Tuesday, November 9, 2021

183. The Holy Mountain

Song - The Fool on the Hill (The Beatles)

Movie: The Holy Mountain - La montaña sagrada (Alejandro Jodorowsky, 1973)

The favorite topics of Dutch authors are sex and religion, with a dash of World War 2 trauma. The most notorious example of this is probably Gerard Reve, who in one of the most famous passages in Dutch literature, describes a man having sex with God, who has taken on the form of a donkey. Based on The Holy Mountain, Alejandro Jodorowsky may well be the best suited director to adapt Reve. He gets halfway there when depicting a potential God-like figure imagining having sex with a cow.  It turns out it's not particularly erotic. 

The Holy Mountain presents itself as a great visionary work, whose obsession with Tarot cards, New Age mysticism and spiritual envirionmentalism potentially contains the key to all the mysteries of the universe. Its main protagonist is a Jesus-like figure who in his search for immoratlity meets a man known as the Alchemist, played by Jodorowsky himself. The Alchemist teaches the Jesus-figure how to turn his shit into gold in a sequence that depicts this process as a holy ritual of great spiritual importance. This is not even one the five most ridiculous sequences in the film. How about using real toads and lizards, fully dressed in traditional clothes, to depict the colonisation of the Aztecs by the Spaniards? The 'colonising' animals are brought to the 'battlefield' by a man wearing Nazi symbols, while a German war song is playing on the soundtrack. This mishmash of history continues in the next scnee where we see people dressed like Roman aristocrats sell Christian crosses, while American photojournalists harass Mexican women in the midst of what looks like a junta uprising. In another scene the Jesus-like figure takes on a Buddha pose. 

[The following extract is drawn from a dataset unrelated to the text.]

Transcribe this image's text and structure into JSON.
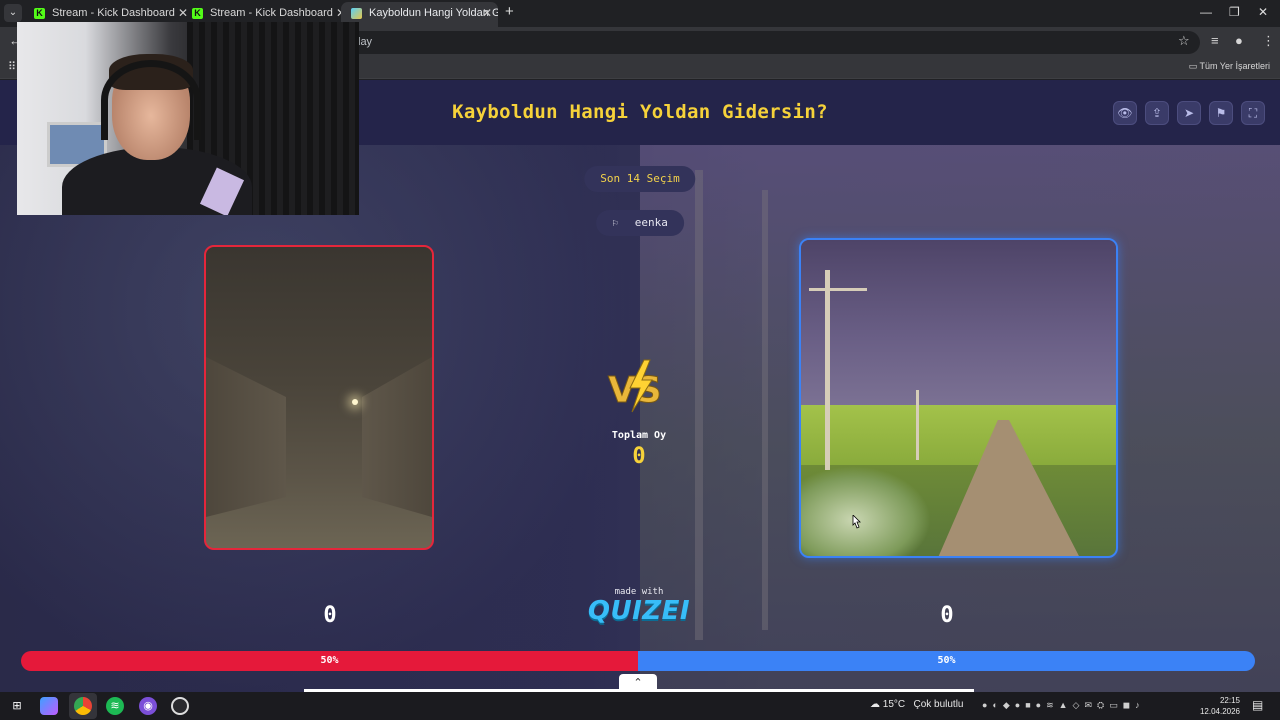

I think that a lot of this is hot air, but Jodorowsky goes to such great lengths to convince you of some greater meaning that he produces some truly astonishing and unique images and juxtapositions. The film at times plays as a colorful surrealist version of Mel Brooks' History of the World and I liked it way more than the deeply annoying El Topo. John Lennon had a different opinion of that film, and is one of the main reasons The Holy Mountain got made. It's co-produced by Allen Klein, the former manager of The Beatles and The Rolling Stones, and this influence is clearly visible here. Aside from the progressive rock riffs on the soundtrack, and the psychedelic guitar weapons, the film has a proudly anti-authoritarian point of view that comes through even when Jodorowsky embraces his most obfuscating tendencies. Sometimes that leads to on-the-nose satire such as the sequence showing how an unidentified country is producing anti-Peruvian toys and comics to brainwash children into war with Peru. But it sometimes also leads to great dark comedy that hits its targets with stunning precision. The president's financial advisor's story is worth showing to anyone mindlessly venerating the Nate Silvers of the world, but the film's absolute highlight is the architect's presentation, a pitch-perfect parody of puffed up Silicon Valley product reveals.